- Teaser Poster
- Directed by: Akhigbe Ilozobhie
- Written by: Uyoyou Adia; Chinaza Onuzo;
- Starring: Nancy Isime; Timini Egbuson; Eku Edewor; Daniel Etim Effiong;
- Production companies: Inkblot Productions; FilmOne Productions;
- Release date: 29 December 2021;
- Country: Nigeria
- Language: English

= Superstar (2021 film) =

Superstar is a 2021 Nigerian romantic drama film released on 29 December 2021 by Inkblot Productions.
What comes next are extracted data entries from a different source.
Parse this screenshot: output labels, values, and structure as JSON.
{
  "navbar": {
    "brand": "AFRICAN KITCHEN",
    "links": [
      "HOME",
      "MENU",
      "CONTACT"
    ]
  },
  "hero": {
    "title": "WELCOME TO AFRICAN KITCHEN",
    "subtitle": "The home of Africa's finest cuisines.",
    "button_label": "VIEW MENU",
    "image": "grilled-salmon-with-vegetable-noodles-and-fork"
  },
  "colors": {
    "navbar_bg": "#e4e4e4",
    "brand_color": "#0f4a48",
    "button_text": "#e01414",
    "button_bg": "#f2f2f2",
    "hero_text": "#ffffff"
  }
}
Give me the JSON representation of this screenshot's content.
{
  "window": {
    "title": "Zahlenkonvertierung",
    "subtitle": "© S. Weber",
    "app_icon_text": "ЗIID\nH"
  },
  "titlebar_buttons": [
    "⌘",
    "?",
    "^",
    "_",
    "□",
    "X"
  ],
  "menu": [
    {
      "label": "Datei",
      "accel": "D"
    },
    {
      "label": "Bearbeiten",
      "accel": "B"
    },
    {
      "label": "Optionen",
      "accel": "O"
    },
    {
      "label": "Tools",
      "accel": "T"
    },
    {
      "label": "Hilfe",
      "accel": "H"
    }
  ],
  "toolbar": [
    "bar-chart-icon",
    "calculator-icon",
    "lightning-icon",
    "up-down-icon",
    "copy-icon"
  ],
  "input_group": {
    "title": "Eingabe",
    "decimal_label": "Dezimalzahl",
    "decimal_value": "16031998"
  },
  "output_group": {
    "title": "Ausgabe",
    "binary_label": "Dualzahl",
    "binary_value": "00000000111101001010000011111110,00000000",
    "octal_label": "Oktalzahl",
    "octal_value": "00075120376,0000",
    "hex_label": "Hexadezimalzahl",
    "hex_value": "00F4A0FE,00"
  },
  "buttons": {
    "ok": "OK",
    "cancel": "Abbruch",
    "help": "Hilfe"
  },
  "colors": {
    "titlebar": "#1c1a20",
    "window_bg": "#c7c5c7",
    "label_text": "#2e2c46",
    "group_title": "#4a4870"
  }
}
The film features an ensemble cast including Nancy Isime, Deyemi Okanlawon, Timini Egbuson, Daniel Etim Effiong, and Eku Edewor. Superstar was jointly produced by Inkblot Productions and FilmOne Studios, marking the ninth collaboration between the two studios.

== Plot ==
An up-and-coming actress named Queen experiences a rise to stardom and success as she faces the different challenges of life on her way to stardom. She is faced with different challenges and also faced with an occurrence from her past, her unyielding ex-boyfriend, her new life, and stardom itself. Life just became a crossroad for Queen. The intriguing drama exemplifies the growth and adventure of an upcoming actress in Nollywood and the various challenges on the road to stardom as experienced by Queen.

== Cast ==
- Nancy Isime as Queen
- Timini Egbuson as Delarin
- Eku Edewor as Teni
- Ufuoma McDermott as Muna
- Deyemi Okanlawon as Babs
- Daniel Etim Effiong as Hassani
- Teniola Aladese as Cynthia
- Damola Ademola as Director Gbenga
- Chris Ejike as Teni's husband
- Genoveva Umeh as Ore
- Ezinne Akam as inmate 1
- Chiamaka Andaline as inmate 3
- Ndubuisi Chidozie as policewoman
- Oluwagbenga Ethan as doctor
- Gold Gerry as press woman
- Rachael Isaac as nurse 1
- Arowosola Kofoworala as nurse 2
- Matilda Ogunleye as premiere announcer
- Chinaza Onuzo as Chimieze
- Lord Frank as Frank

== Production ==
Superstar was jointly written by Akhigbe Ilozobhie, Uyoyou Adia and Chinaza Onuzo, and it was directed by Akhigbe Ilozobhie. The film was released in December 2021, in turn, to also mark the 10th anniversary of Inkblot Production.

== Awards and nominations ==
In the 8th edition of Africa Magic Viewers' Choice Awards (AMVCA), Nancy Isime, who played Queen in the film, was nominated under the category "Best Actress in a Drama" for her role, but she lost to Osas Ighodaro.